The Bulls have selected fourth overall six times in franchise history. They are hoping Wilson becomes the next player from that slot to alter the direction of the franchise.

Then there was Keaton Wagler.

Every draft has a story.

Every draft has a player whose rise seems almost impossible.

This year, that player might be Wagler.

The Los Angeles Clippers selected the Illinois guard with the fifth overall pick, making franchise history in the process. It marked the first time the Clippers have ever drafted fifth overall and their first top-five selection since Blake Griffin was selected first overall in 2009.

Wagler’s path to Brooklyn was anything but conventional.

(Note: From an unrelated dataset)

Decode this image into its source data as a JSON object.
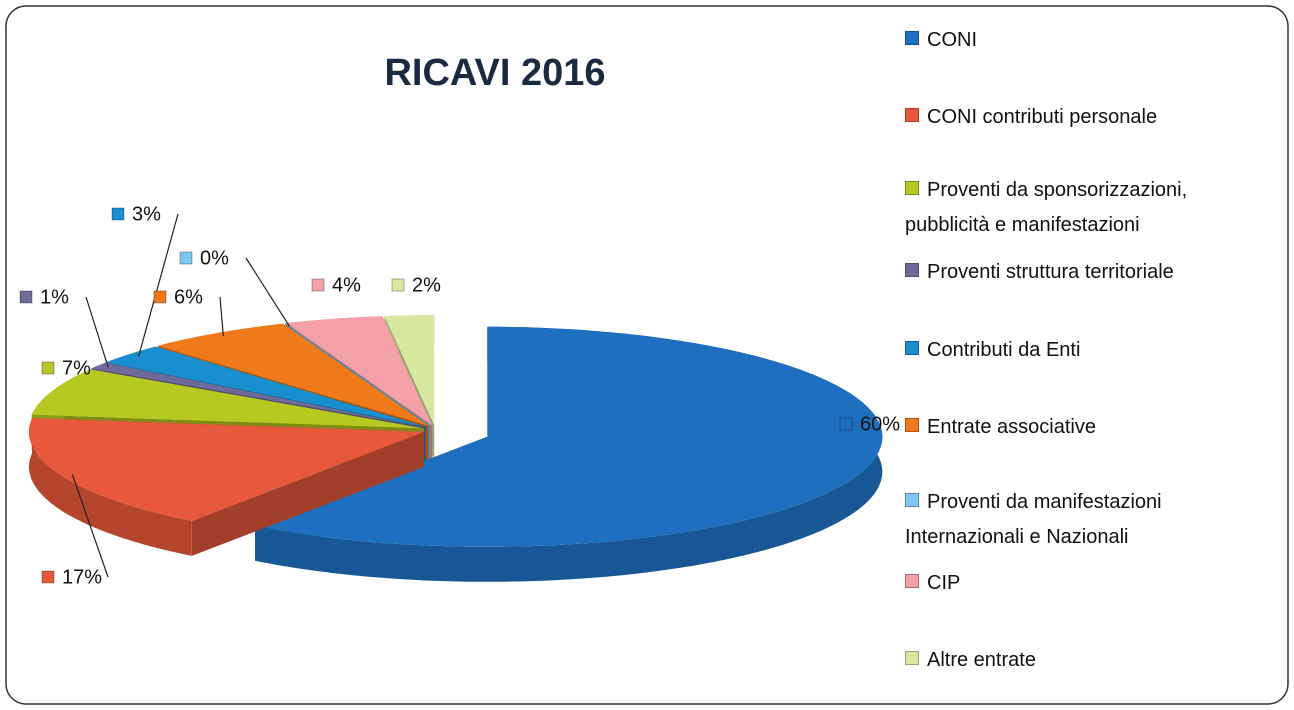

He entered the recruiting process ranked No. 261 nationally in the 2025 recruiting class according to 247Sports. He was not viewed as a future top-five pick. He was not projected as a future NBA cornerstone.

Yet one year later, he heard his name called among the first five selections in the draft.

That climb speaks volumes about his development, work ethic and production.

Wagler also became only the third Illinois player in the common draft era to be selected in the top 10, joining Kendall Gill and Deron Williams.

For the Clippers, the selection represents another attempt to build long-term stability around young talent after years of chasing veteran stars.

The larger story, however, belongs to the class itself.

The first five selections showcased one of the deepest freshman groups the NBA has seen in years. AJ Dybantsa, Darryn Peterson, Cameron Boozer, Caleb Wilson and Keaton Wagler all arrived at college with expectations. All five exceeded them.

What stood out most was not their scoring ability or athleticism.

It was their versatility.

Each player demonstrated the ability to impact multiple areas of the game. Each player showed the modern skill set franchises now demand. Each player entered the league prepared to play a style of basketball that barely existed a generation ago.

That reality may ultimately define the 2026 NBA Draft.

Not one position.

Not one player.

Not one franchise.

The defining story may be that five organizations looked at the future of basketball and saw it standing right in front of them.

Five picks.

Five freshmen.

Five franchises hoping Wednesday night becomes the moment everything changed.